O Funeral



 A brisa fria da tarde de Agosto raspa nas pernas expostas da menina. O cabelo negro se despenteia e o vestido tremula. Se fosse um dia normal isso teria a deixado feliz. Teria trazido uma estranha sensação de liberdade. E junto do namorado, depois de insistir um pouco, dançariam no meio da calçada; como se fosse um filme romântico e fofo.
 Mas esse não era uma cena de um filme, se fosse, com certeza não seria aquela cena linda e divertida que o menino e a menina se olham, dançam e se beijam como se fosse a primeira vez. Alice sabia disso. Também sabia que os cabelos negros ao vento combinavam com o vestido negro e isso era uma coisa triste de saber. Parecia que o "look" que ela estava usando também combinava com a paisagem: com as árvores marrons que por causa do céu cinzento pareciam quase negras; com as folhas mortas e secas que cobriam o chão que um dia teve uma grama verdinha e aparada; combinava também com todos os outros presentes, todos vestidos de preto, grande parte usando chapéu e muitos olhos vermelhos e inchados.
 Na frente dela o caixão se estende, do outro lado do caixão sua mãe chora com as tias de Alice, todas são irmãs mas de longe não parecem, cada uma com um estilo diferente, com cabelos de cores diferentes e com atitudes diferentes: a mãe chora encolhida no canto das duas tias, tem um vestido preto e básico e tem o cabelo igual o da filha; sua tia Anna já usa um terno, os cabelos loiros e lisos, recém pintados, estão em um coque e Anna abraça a outra irmã, Aline; esta, tem cabelos castanhos avermelhados e tem uma roupa um pouco espalhafatosa para tal situação, o que combina com o modo que chora, este, tão espalhafatoso que atrai o olhar de qualquer um que passasse na rua. As três eram muito diferentes, mas partilhavam da mesma dor.
 Com muito cuidado, as três se abaixaram e jogaram um pouco de terra cada uma no caixão. O vento ficava cada vez mais forte, e a chuva parecia estar cada vez mais perto.
  Do lado de Alice, o namorado assistia tudo, se sentia meio perdido se a abraçava ou se apenas ficava lá, e acabou pegando a mão da namorada. Essa, ao sentir o toque, se sentiu momentaneamente melhor, ele estava junto dela e isso era a melhor coisa que acontecia na semana inteira. Ela se sentia mais forte, mas a sensação foi tão breve, que ela desconfiou que fosse uma mentira que ela acabou acreditando.
  A mãe e as tias continuavam olhando para o caixão, como se esperassem que tudo aquilo fosse apenas uma mentira, uma brincadeira de mal gosto que logo acabaria, mas no fundo todos sabíamos que não era, e essa era a pior parte de tudo.
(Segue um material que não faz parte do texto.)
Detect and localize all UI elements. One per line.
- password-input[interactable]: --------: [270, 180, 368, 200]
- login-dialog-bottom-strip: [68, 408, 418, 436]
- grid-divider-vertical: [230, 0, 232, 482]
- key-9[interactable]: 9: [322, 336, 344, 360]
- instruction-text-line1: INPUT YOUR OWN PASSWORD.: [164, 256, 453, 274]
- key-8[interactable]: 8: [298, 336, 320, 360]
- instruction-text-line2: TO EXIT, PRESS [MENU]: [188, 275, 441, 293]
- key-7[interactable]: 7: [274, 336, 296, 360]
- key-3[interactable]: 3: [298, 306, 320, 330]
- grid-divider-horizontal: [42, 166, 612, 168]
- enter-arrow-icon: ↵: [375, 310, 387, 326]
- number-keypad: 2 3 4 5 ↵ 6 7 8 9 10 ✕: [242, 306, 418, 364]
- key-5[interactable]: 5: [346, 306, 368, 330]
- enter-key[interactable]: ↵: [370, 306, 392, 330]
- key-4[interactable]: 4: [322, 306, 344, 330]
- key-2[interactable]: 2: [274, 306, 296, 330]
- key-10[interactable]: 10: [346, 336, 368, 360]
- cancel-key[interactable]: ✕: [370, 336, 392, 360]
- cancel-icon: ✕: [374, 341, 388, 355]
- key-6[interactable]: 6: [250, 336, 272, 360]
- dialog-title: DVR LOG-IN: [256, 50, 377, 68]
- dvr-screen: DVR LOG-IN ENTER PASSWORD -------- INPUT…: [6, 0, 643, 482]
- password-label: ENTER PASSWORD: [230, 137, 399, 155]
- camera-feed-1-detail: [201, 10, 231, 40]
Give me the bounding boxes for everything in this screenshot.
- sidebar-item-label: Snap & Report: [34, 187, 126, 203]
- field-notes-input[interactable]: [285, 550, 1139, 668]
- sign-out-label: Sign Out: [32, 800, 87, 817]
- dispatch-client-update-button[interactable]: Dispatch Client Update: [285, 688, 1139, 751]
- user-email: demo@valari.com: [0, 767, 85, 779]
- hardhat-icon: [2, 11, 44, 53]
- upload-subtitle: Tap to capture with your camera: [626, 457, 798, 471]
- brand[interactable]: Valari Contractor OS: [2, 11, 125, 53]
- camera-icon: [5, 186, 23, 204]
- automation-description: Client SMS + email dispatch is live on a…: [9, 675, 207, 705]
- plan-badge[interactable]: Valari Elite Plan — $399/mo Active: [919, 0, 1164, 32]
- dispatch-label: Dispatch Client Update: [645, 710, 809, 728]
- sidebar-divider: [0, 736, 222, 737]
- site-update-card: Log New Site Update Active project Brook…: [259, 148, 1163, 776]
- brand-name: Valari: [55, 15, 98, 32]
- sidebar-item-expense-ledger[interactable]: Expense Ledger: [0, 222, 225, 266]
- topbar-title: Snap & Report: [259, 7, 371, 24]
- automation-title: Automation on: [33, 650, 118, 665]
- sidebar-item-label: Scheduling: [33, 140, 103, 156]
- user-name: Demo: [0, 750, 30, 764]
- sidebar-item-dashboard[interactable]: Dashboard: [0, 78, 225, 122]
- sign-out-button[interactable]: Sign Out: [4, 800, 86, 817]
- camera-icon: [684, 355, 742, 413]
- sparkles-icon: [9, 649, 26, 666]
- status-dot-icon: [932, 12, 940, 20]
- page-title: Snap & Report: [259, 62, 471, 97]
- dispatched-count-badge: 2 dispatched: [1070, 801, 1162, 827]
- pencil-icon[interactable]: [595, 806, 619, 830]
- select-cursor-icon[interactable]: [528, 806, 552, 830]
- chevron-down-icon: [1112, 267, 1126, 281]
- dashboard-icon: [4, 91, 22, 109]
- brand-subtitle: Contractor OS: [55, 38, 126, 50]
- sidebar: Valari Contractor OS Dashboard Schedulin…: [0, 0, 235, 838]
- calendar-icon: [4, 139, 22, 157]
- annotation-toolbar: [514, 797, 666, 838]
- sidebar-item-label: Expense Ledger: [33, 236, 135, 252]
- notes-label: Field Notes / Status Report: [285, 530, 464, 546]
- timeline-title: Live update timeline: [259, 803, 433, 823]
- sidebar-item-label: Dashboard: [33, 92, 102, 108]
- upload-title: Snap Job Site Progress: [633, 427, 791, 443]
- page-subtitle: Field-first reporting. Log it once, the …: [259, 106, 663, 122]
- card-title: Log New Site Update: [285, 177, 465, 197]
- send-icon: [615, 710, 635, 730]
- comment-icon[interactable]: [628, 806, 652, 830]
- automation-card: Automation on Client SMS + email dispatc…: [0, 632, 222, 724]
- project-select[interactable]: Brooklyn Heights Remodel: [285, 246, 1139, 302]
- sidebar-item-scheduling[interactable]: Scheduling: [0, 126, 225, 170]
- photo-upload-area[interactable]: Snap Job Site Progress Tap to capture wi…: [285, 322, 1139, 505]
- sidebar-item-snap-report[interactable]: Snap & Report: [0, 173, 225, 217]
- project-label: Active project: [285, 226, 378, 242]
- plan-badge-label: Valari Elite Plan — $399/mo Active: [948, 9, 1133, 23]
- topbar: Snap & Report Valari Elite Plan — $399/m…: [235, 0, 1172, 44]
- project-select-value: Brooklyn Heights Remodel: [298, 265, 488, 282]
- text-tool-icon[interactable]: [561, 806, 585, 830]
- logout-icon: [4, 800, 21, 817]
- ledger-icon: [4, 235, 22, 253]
Alice achava que estava bem, estava sendo forte pela mãe, as duas não podiam desabar no mesmo momento.
  Mas mesmo assim, Alice sentiu uma lagrima cair, escorrer pela bochecha, passar pelos lábios dando um gosto salgado a boca, e se pendurar no queixo até finalmente cair no tecido do vestido preto; após dessa veio mais uma, e mais uma, todas seguindo o mesmo trajeto: bochecha, lábios, queixo e vestido. As pernas cederam. Lagrima atras de lagrima, elas inundavam a visão de Alice ate ela não passar de um borrão.
 Do lado dela, o namorado a abraça. Ela o empurra e grita, mas ele não a solta. Depois de um tempo ela desiste, e começa chorar na blusa dele. Segundos depois a camisa já esta encharcada, mas ele não liga. É somente uma camiseta, ele pensa.
  O padre começa rezar, seria uma cerimonia bem simples, todos sabiam disso. Alice tentava controlar seu choro para tentar prestar atenção no que o padre dizia, mas toda vez que o nome do seu avô era mencionado ela caia no choro novamente. Por fim a cerimonia acabou. O caixão não estava mais a vista. E Alice parou de chorar. Simplesmente parou. Mas um estranho vazio ficava no seu peito. Ela queria que este vazio fosse embora, choraria cem dias se necessário, não aguentava aquele vazio; aquela memória constante que ele não estava mais lá.
  O vazio nunca sumiu. Mesmo após cinco, dez, quinze anos depois, ele continuava lá. Mas a dor se tornou uma convivência e se encaixou na rotina corriqueira de sua vida. Ela não chorava mais, pelo menos não por isso. A vida te deu outras mil razões de chorar. E a cada choro ela se sentia mais forte. A cada perda, Alice notava que algo se juntava nela, uma lembrança constante que ela ficaria bem, e aquelas perdas estariam com ela do jeito mais inesperado que ela podia imaginar. Mas estariam lá por ela. Uma lembrança constante que ela era mais forte do que pensava.